What Coding Language Do AI Agents Prefer?#
Suppose I’m about to hand a real chunk of work to a coding agent. Pick a language for the project. Which one minimizes my regret? Time spent troubleshooting is time wasted. I could code it myself, but that means I’m spending less time on project I’m actually interested in. So does a will “Most likely just works” setup look like?
Digging into the “AI prefers X language” rankings online is actually more complicated than I thought. I found the research papers on McEval, AutoCodeBench, and TerminalBench. The trouble is that the accompanying benchmarks underneath them are answering three different questions, and the question closest to what an agent actually does turns out to be the one we have the least public data on… Well at least I couldn’t find a decent sized data set. If someone has please send it my way.
McEval — pass@1 across forty languages#
McEval was one of the first serious attempt to grade coding models across many languages — forty of them, around 16K test samples covering code generation, completion, and explanation.

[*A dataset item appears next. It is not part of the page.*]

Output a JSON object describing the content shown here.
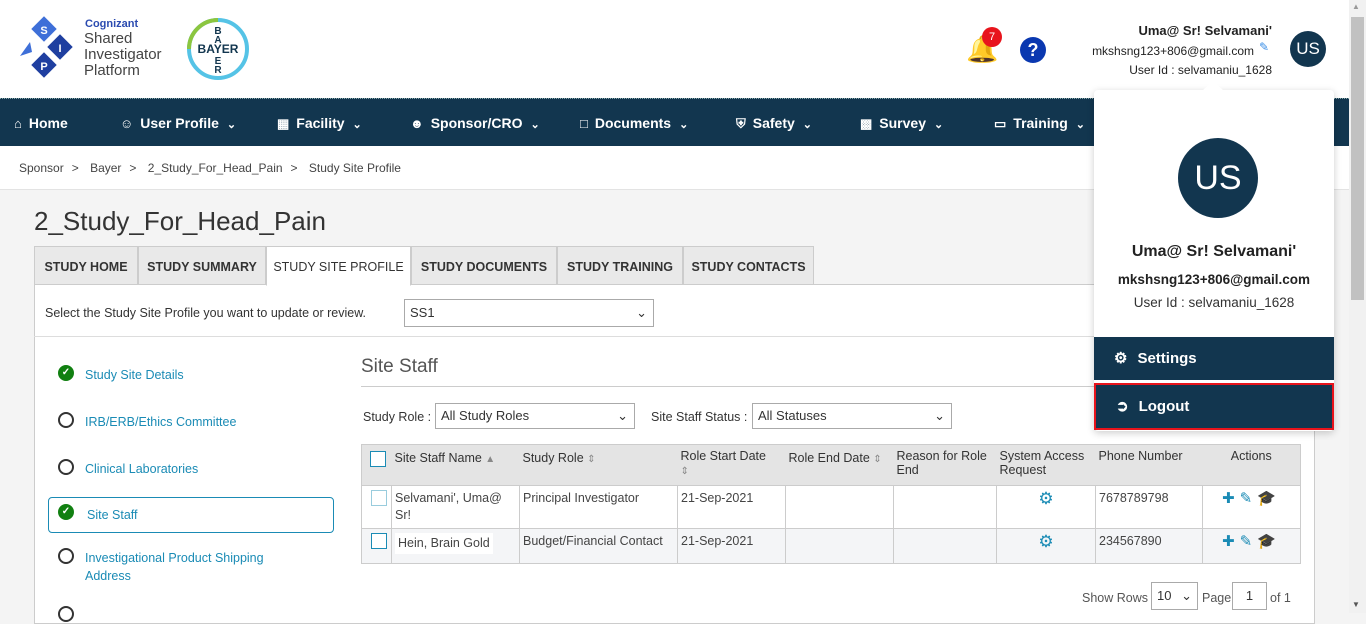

Headline scores: GPT-4o leads at 65.2% average pass@1, GPT-4 Turbo at 63.4%, GPT-3.5 Turbo at 52.6%, across 23 tested models. The languages where GPT-4o clears 80% pass@1 cluster around statically typed and multi-paradigm targets. Haskell, Kotlin, Swift, Rust, CoffeeScript, Java, and Groovy all sit in that band. Markup and lower-resource languages — HTML, Markdown, Fortran — sit at the bottom of the table. Models tilt toward object-oriented and multi-paradigm languages over functional and procedural ones.
This is where most “AI prefers X” claims come from. The trouble: pass@1 is single-shot, single greedy-decode, with no retries, no harness (in today’s sense of the word), and no tool use. A coding agent in 2026 doesn’t get one shot. It reads tests, fails, fixes, retries. McEval doesn’t measure that. The paper itself doesn’t flag this (it predates the workflow it would have needed to flag), but reading McEval scores today as a guide to “what an agent prefers” is reading the wrong benchmark for the workflow.
AutoCodeBench — pass@1 grows up, reasoning variants sweep the leaderboard#
AutoCodeBench is McEval’s successor in spirit. Auto-generated multilingual problems, a sandbox-executed grader, 20 languages, and 3,920 problems on the full set, with a smaller AutoCodeBench-Lite split published alongside it for cheaper runs.
The original paper’s leaderboard (August 2025) had Claude Opus 4 (Think) on top at 52.4% average pass@1, followed by Sonnet 4 (Think) at 51.1%, o3 (high) at 51.1%, and Grok-4 at 50.9%.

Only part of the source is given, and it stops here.